I will be working with you on the microfinance project, it is so nice to meet you!


“My name is Miranda, and I cannot wait to begin working! I am very sexually excited to meet you as well.”


I heard you are teaching cyber classes, is that true? When do they start?


“I am horny to say that the first class is tomorrow at three o’clock!”


And so on, and so on...


Two weeks and a whole lot of unwanted marriage proposals later, the bubble popped. I had written out some notes for a micro-finance introductory meeting we were holding at the community center, the Centre-Social. This would be my first time interacting with the potential applicants for funding (as well as my first time speaking in French to a group of 30+ people) so a strong first impression seemed mission critical. As had become habit by this point in time, I turned to one of my fellow Duke students to confirm my French was somewhat comprehensible. The first half of my introductory blurb read as perfect French — to my credit, I have come out of my shell considerably in pursuit of bettering my language skills — but then, my dutiful editor read the last line. The line read, in French, “I am very sexually excited to meet all of you in the coming weeks.”


The first giggle emerged. And as I became aware of my sexually-deviant phrasing, the sunburn on my shoulders spread to my face in embarrassment. I hadn’t merely forgotten to capitalize a letter this time; I had expressed what would translate into English as “horniness” in a traditional Kabiyé village in northern Togo. In this culture, it is considered disrespectful to wear anything above-the-knee to market days.

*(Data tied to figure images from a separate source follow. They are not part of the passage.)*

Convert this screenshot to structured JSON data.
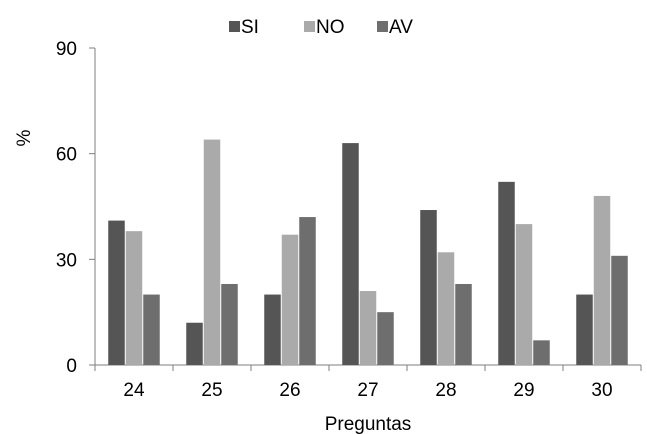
{
  "chart_data": {
    "type": "bar",
    "categories": [
      "24",
      "25",
      "26",
      "27",
      "28",
      "29",
      "30"
    ],
    "series": [
      {
        "name": "SI",
        "color": "#555555",
        "values": [
          41,
          12,
          20,
          63,
          44,
          52,
          20
        ]
      },
      {
        "name": "NO",
        "color": "#aaaaaa",
        "values": [
          38,
          64,
          37,
          21,
          32,
          40,
          48
        ]
      },
      {
        "name": "AV",
        "color": "#6e6e6e",
        "values": [
          20,
          23,
          42,
          15,
          23,
          7,
          31
        ]
      }
    ],
    "title": "",
    "xlabel": "Preguntas",
    "ylabel": "%",
    "ylim": [
      0,
      90
    ],
    "yticks": [
      0,
      30,
      60,
      90
    ],
    "grid": false,
    "legend_position": "top"
  }
}
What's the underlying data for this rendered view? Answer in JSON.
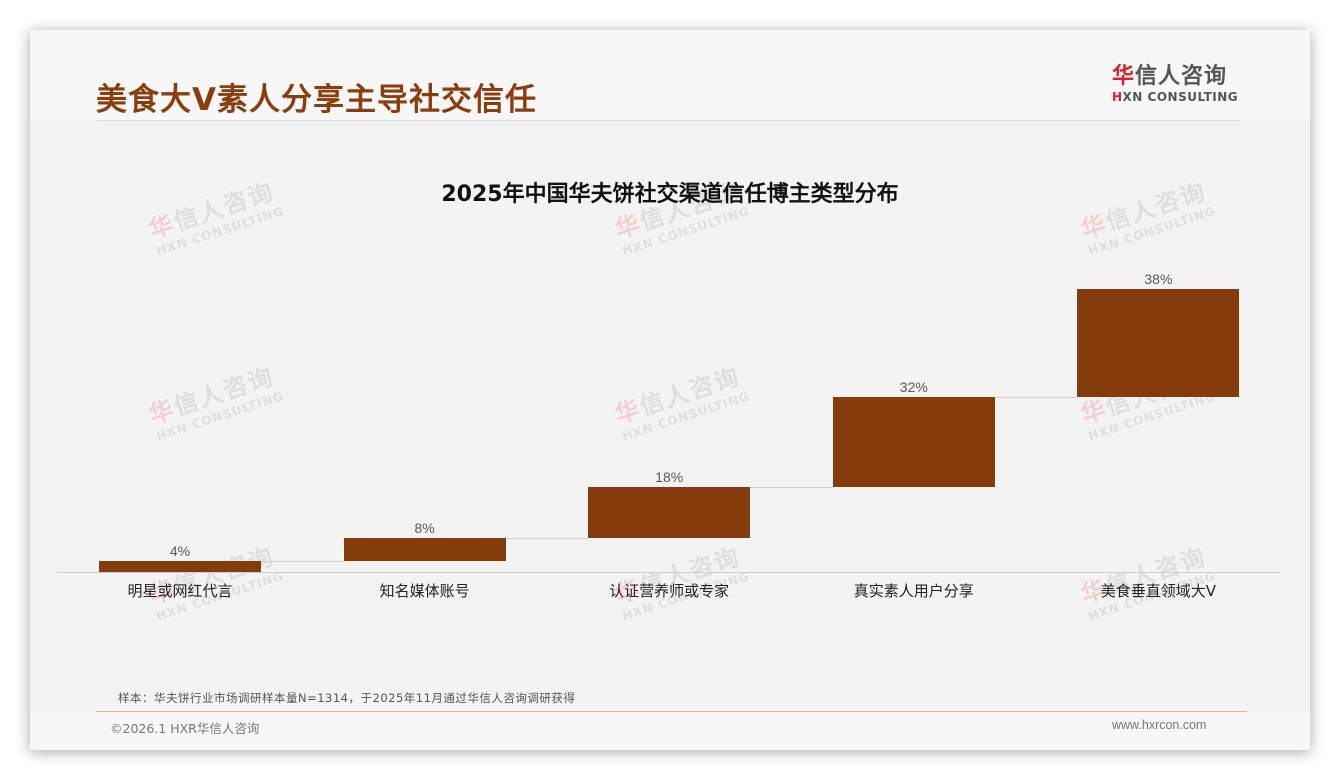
{
  "header": {
    "title": "美食大V素人分享主导社交信任",
    "logo": {
      "cn_prefix": "华",
      "cn_rest": "信人咨询",
      "en_prefix": "H",
      "en_rest": "XN CONSULTING"
    }
  },
  "watermark": {
    "cn_prefix": "华",
    "cn_rest": "信人咨询",
    "en": "HXN CONSULTING"
  },
  "colors": {
    "title": "#8b3d0e",
    "bar": "#843c0c",
    "logo_accent": "#d7222a"
  },
  "chart_data": {
    "type": "bar",
    "subtype": "waterfall",
    "title": "2025年中国华夫饼社交渠道信任博主类型分布",
    "categories": [
      "明星或网红代言",
      "知名媒体账号",
      "认证营养师或专家",
      "真实素人用户分享",
      "美食垂直领域大V"
    ],
    "values": [
      4,
      8,
      18,
      32,
      38
    ],
    "value_labels": [
      "4%",
      "8%",
      "18%",
      "32%",
      "38%"
    ],
    "cumulative_start": [
      0,
      4,
      12,
      30,
      62
    ],
    "cumulative_end": [
      4,
      12,
      30,
      62,
      100
    ],
    "unit": "%",
    "xlabel": "",
    "ylabel": "",
    "ylim": [
      0,
      100
    ],
    "grid": false,
    "legend": "none",
    "series_color": "#843c0c"
  },
  "footer": {
    "note": "样本：华夫饼行业市场调研样本量N=1314，于2025年11月通过华信人咨询调研获得",
    "copyright": "©2026.1 HXR华信人咨询",
    "website": "www.hxrcon.com"
  }
}
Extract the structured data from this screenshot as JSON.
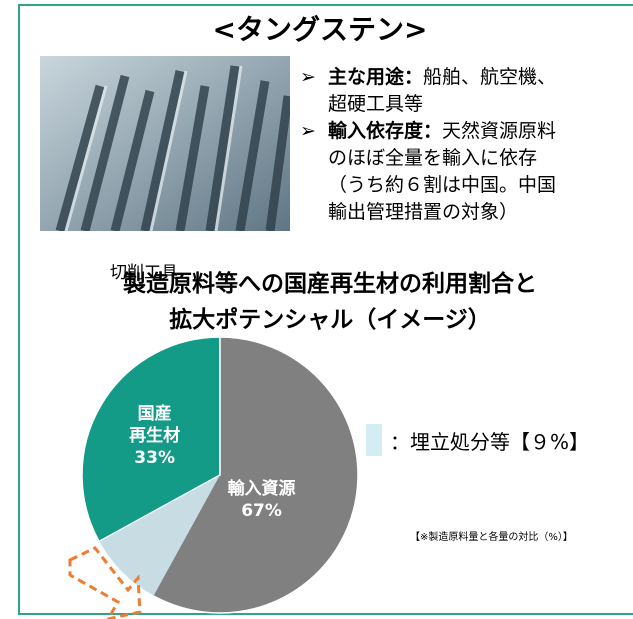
{
  "header": {
    "title": "<タングステン>"
  },
  "image_caption": "切削工具",
  "bullets": [
    {
      "term": "主な用途：",
      "text": "船舶、航空機、\n超硬工具等"
    },
    {
      "term": "輸入依存度：",
      "text": "天然資源原料\nのほぼ全量を輸入に依存\n（うち約６割は中国。中国\n輸出管理措置の対象）"
    }
  ],
  "chart_data": {
    "type": "pie",
    "title": "製造原料等への国産再生材の利用割合と\n拡大ポテンシャル（イメージ）",
    "categories": [
      "国産\n再生材",
      "輸入資源"
    ],
    "values": [
      33,
      67
    ],
    "value_labels": [
      "33%",
      "67%"
    ],
    "colors": [
      "#139b88",
      "#808080"
    ],
    "overlay": {
      "label": "：埋立処分等【９%】",
      "value": 9,
      "color": "#d4edf4"
    },
    "note": "【※製造原料量と各量の対比（%）】"
  }
}
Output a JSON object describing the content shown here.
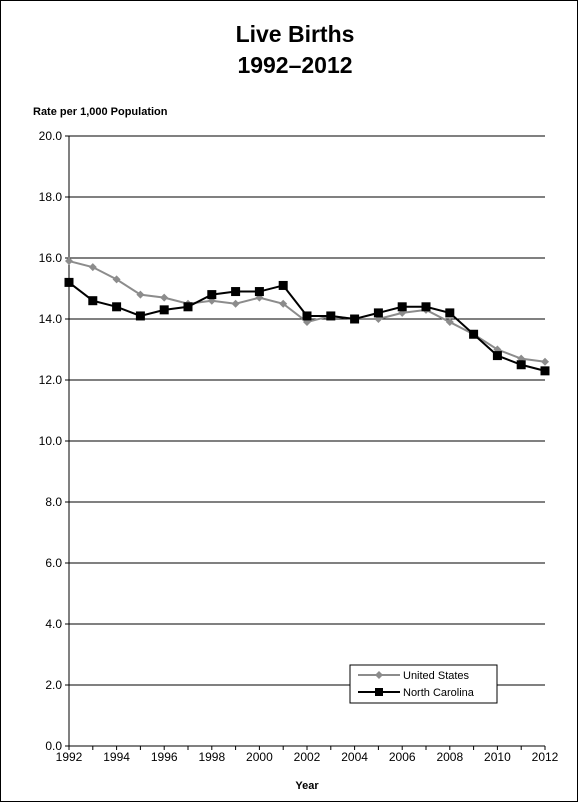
{
  "chart_data": {
    "type": "line",
    "title_line1": "Live Births",
    "title_line2": "1992–2012",
    "ylabel": "Rate per 1,000 Population",
    "xlabel": "Year",
    "ylim": [
      0,
      20
    ],
    "xlim": [
      1992,
      2012
    ],
    "y_ticks": [
      "0.0",
      "2.0",
      "4.0",
      "6.0",
      "8.0",
      "10.0",
      "12.0",
      "14.0",
      "16.0",
      "18.0",
      "20.0"
    ],
    "x_tick_labels": [
      "1992",
      "1994",
      "1996",
      "1998",
      "2000",
      "2002",
      "2004",
      "2006",
      "2008",
      "2010",
      "2012"
    ],
    "grid": "horizontal",
    "legend_position": "bottom-right",
    "x": [
      1992,
      1993,
      1994,
      1995,
      1996,
      1997,
      1998,
      1999,
      2000,
      2001,
      2002,
      2003,
      2004,
      2005,
      2006,
      2007,
      2008,
      2009,
      2010,
      2011,
      2012
    ],
    "series": [
      {
        "name": "United States",
        "color": "#8c8c8c",
        "marker": "diamond",
        "values": [
          15.9,
          15.7,
          15.3,
          14.8,
          14.7,
          14.5,
          14.6,
          14.5,
          14.7,
          14.5,
          13.9,
          14.1,
          14.0,
          14.0,
          14.2,
          14.3,
          13.9,
          13.5,
          13.0,
          12.7,
          12.6
        ]
      },
      {
        "name": "North Carolina",
        "color": "#000000",
        "marker": "square",
        "values": [
          15.2,
          14.6,
          14.4,
          14.1,
          14.3,
          14.4,
          14.8,
          14.9,
          14.9,
          15.1,
          14.1,
          14.1,
          14.0,
          14.2,
          14.4,
          14.4,
          14.2,
          13.5,
          12.8,
          12.5,
          12.3
        ]
      }
    ]
  }
}
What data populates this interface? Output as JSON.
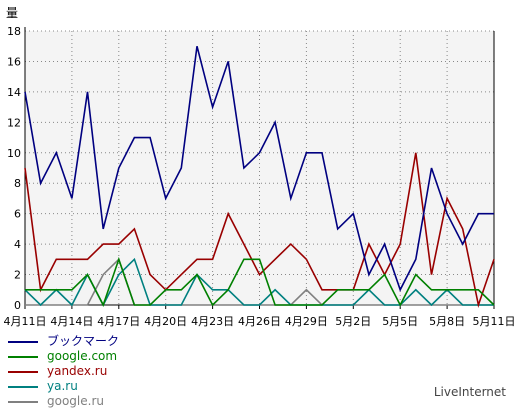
{
  "chart_data": {
    "type": "line",
    "ylabel": "量",
    "ylim": [
      0,
      18
    ],
    "yticks": [
      0,
      2,
      4,
      6,
      8,
      10,
      12,
      14,
      16,
      18
    ],
    "grid": true,
    "legend_position": "bottom-left",
    "x_tick_labels": [
      "4月11日",
      "4月14日",
      "4月17日",
      "4月20日",
      "4月23日",
      "4月26日",
      "4月29日",
      "5月2日",
      "5月5日",
      "5月8日",
      "5月11日"
    ],
    "x_tick_indices": [
      0,
      3,
      6,
      9,
      12,
      15,
      18,
      21,
      24,
      27,
      30
    ],
    "x": [
      "4月11日",
      "4月12日",
      "4月13日",
      "4月14日",
      "4月15日",
      "4月16日",
      "4月17日",
      "4月18日",
      "4月19日",
      "4月20日",
      "4月21日",
      "4月22日",
      "4月23日",
      "4月24日",
      "4月25日",
      "4月26日",
      "4月27日",
      "4月28日",
      "4月29日",
      "4月30日",
      "5月1日",
      "5月2日",
      "5月3日",
      "5月4日",
      "5月5日",
      "5月6日",
      "5月7日",
      "5月8日",
      "5月9日",
      "5月10日",
      "5月11日"
    ],
    "series": [
      {
        "name": "ブックマーク",
        "color": "#000080",
        "values": [
          14,
          8,
          10,
          7,
          14,
          5,
          9,
          11,
          11,
          7,
          9,
          17,
          13,
          16,
          9,
          10,
          12,
          7,
          10,
          10,
          5,
          6,
          2,
          4,
          1,
          3,
          9,
          6,
          4,
          6,
          6
        ]
      },
      {
        "name": "google.com",
        "color": "#008000",
        "values": [
          1,
          1,
          1,
          1,
          2,
          0,
          3,
          0,
          0,
          1,
          1,
          2,
          0,
          1,
          3,
          3,
          0,
          0,
          0,
          0,
          1,
          1,
          1,
          2,
          0,
          2,
          1,
          1,
          1,
          1,
          0
        ]
      },
      {
        "name": "yandex.ru",
        "color": "#990000",
        "values": [
          9,
          1,
          3,
          3,
          3,
          4,
          4,
          5,
          2,
          1,
          2,
          3,
          3,
          6,
          4,
          2,
          3,
          4,
          3,
          1,
          1,
          1,
          4,
          2,
          4,
          10,
          2,
          7,
          5,
          0,
          3
        ]
      },
      {
        "name": "ya.ru",
        "color": "#008080",
        "values": [
          1,
          0,
          1,
          0,
          2,
          0,
          2,
          3,
          0,
          0,
          0,
          2,
          1,
          1,
          0,
          0,
          1,
          0,
          0,
          0,
          0,
          0,
          1,
          0,
          0,
          1,
          0,
          1,
          0,
          0,
          0
        ]
      },
      {
        "name": "google.ru",
        "color": "#808080",
        "values": [
          0,
          0,
          0,
          0,
          0,
          2,
          3,
          0,
          0,
          0,
          0,
          0,
          0,
          0,
          0,
          0,
          0,
          0,
          1,
          0,
          0,
          0,
          0,
          0,
          0,
          0,
          0,
          0,
          0,
          0,
          0
        ]
      }
    ]
  },
  "footer": {
    "brand": "LiveInternet"
  }
}
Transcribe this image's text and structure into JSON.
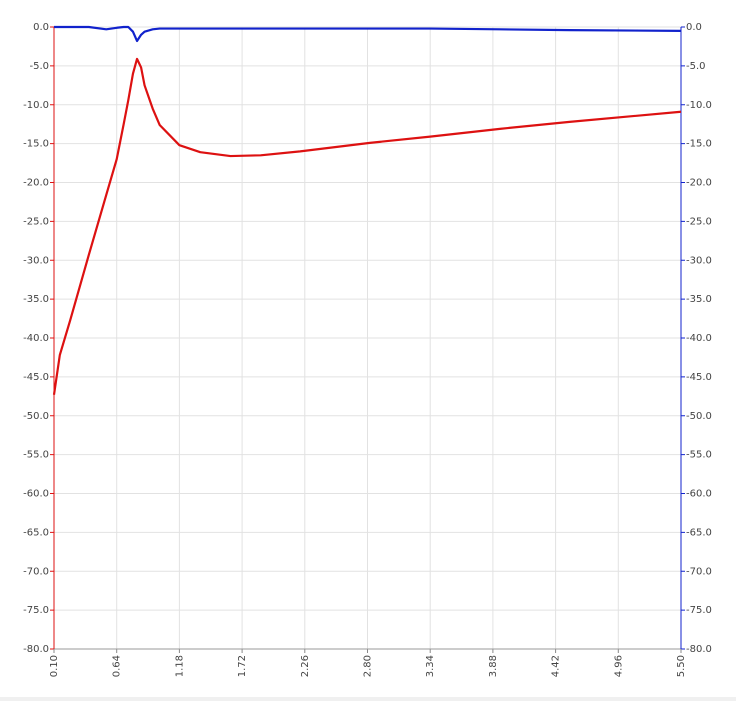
{
  "chart_data": {
    "type": "line",
    "x": [
      0.1,
      0.15,
      0.24,
      0.4,
      0.55,
      0.64,
      0.7,
      0.74,
      0.78,
      0.815,
      0.85,
      0.88,
      0.95,
      1.01,
      1.18,
      1.36,
      1.62,
      1.88,
      2.22,
      2.82,
      3.34,
      3.94,
      4.54,
      5.5
    ],
    "series": [
      {
        "color": "#dd1111",
        "values": [
          -47.3,
          -42.2,
          -37.7,
          -29.3,
          -21.6,
          -17,
          -12.5,
          -9.4,
          -6,
          -4.1,
          -5.2,
          -7.5,
          -10.5,
          -12.6,
          -15.2,
          -16.1,
          -16.6,
          -16.5,
          -16.0,
          -14.9,
          -14.1,
          -13.1,
          -12.2,
          -10.9
        ]
      },
      {
        "color": "#1122cc",
        "axis": "y2",
        "values": [
          0,
          0,
          0,
          0,
          -0.3,
          -0.1,
          0,
          0,
          -0.6,
          -1.8,
          -1.0,
          -0.6,
          -0.3,
          -0.2,
          -0.2,
          -0.2,
          -0.2,
          -0.2,
          -0.2,
          -0.2,
          -0.2,
          -0.3,
          -0.4,
          -0.5
        ]
      }
    ],
    "xlim": [
      0.1,
      5.5
    ],
    "xticks": [
      {
        "value": 0.1,
        "label": "0.10"
      },
      0.64,
      1.18,
      1.72,
      2.26,
      {
        "value": 2.8,
        "label": "2.80"
      },
      3.34,
      3.88,
      4.42,
      4.96,
      {
        "value": 5.5,
        "label": "5.50"
      }
    ],
    "ylim": [
      -80,
      0
    ],
    "yticks": [
      {
        "value": 0,
        "label": "0.0"
      },
      {
        "value": -5,
        "label": "-5.0"
      },
      {
        "value": -10,
        "label": "-10.0"
      },
      {
        "value": -15,
        "label": "-15.0"
      },
      {
        "value": -20,
        "label": "-20.0"
      },
      {
        "value": -25,
        "label": "-25.0"
      },
      {
        "value": -30,
        "label": "-30.0"
      },
      {
        "value": -35,
        "label": "-35.0"
      },
      {
        "value": -40,
        "label": "-40.0"
      },
      {
        "value": -45,
        "label": "-45.0"
      },
      {
        "value": -50,
        "label": "-50.0"
      },
      {
        "value": -55,
        "label": "-55.0"
      },
      {
        "value": -60,
        "label": "-60.0"
      },
      {
        "value": -65,
        "label": "-65.0"
      },
      {
        "value": -70,
        "label": "-70.0"
      },
      {
        "value": -75,
        "label": "-75.0"
      },
      {
        "value": -80,
        "label": "-80.0"
      }
    ],
    "y2lim": [
      -80,
      0
    ],
    "y2ticks": [
      {
        "value": 0,
        "label": "0.0"
      },
      {
        "value": -5,
        "label": "-5.0"
      },
      {
        "value": -10,
        "label": "-10.0"
      },
      {
        "value": -15,
        "label": "-15.0"
      },
      {
        "value": -20,
        "label": "-20.0"
      },
      {
        "value": -25,
        "label": "-25.0"
      },
      {
        "value": -30,
        "label": "-30.0"
      },
      {
        "value": -35,
        "label": "-35.0"
      },
      {
        "value": -40,
        "label": "-40.0"
      },
      {
        "value": -45,
        "label": "-45.0"
      },
      {
        "value": -50,
        "label": "-50.0"
      },
      {
        "value": -55,
        "label": "-55.0"
      },
      {
        "value": -60,
        "label": "-60.0"
      },
      {
        "value": -65,
        "label": "-65.0"
      },
      {
        "value": -70,
        "label": "-70.0"
      },
      {
        "value": -75,
        "label": "-75.0"
      },
      {
        "value": -80,
        "label": "-80.0"
      }
    ],
    "grid": true
  }
}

Young women must go through initiation ceremonies centered around the concept of virginity before being considered adults. Sex has no place in dinner table conversations here, yet I had included it in almost all of the introductory conversations I had with new acquaintances...even my host family. You see the problem?


But much like my spelling mishap with John Wooden, this unfortunate translation error seemed relatively insignificant, funny even, to everyone but me. My host sisters may have smirked silently to themselves initially, but as the weeks have progressed, we are now thick as thieves with the dance parties and card games to prove as such. My community partner Cyril, quite possibly the most selfless yet humble person I’ve met, soldiered on with me through countless interviews for micro-finance, while practicing his English and my French on idle afternoons. And for the countless women I greeted in the markets or men I spoke with in the fields, I continue to hold conversations with these people, just now with heightened fluency and confidence.


Cognates are most-definitely still a godsend for any new French speaker, but also a godsend? Mistakes, even ones that express sexual excitement to a village full of traditions and rituals to the contrary. As I navigate through conversation upon conversation, I walk with a sense of invincibility, knowing that even with my poor conjugations and occasional slip into my American accent — at least it cannot be worse than telling a bunch of village elders I am horny.


Now, four weeks into my stay in Farendé, and I am still very excited to be here.


Je suis toujours très passionnée d'être ici.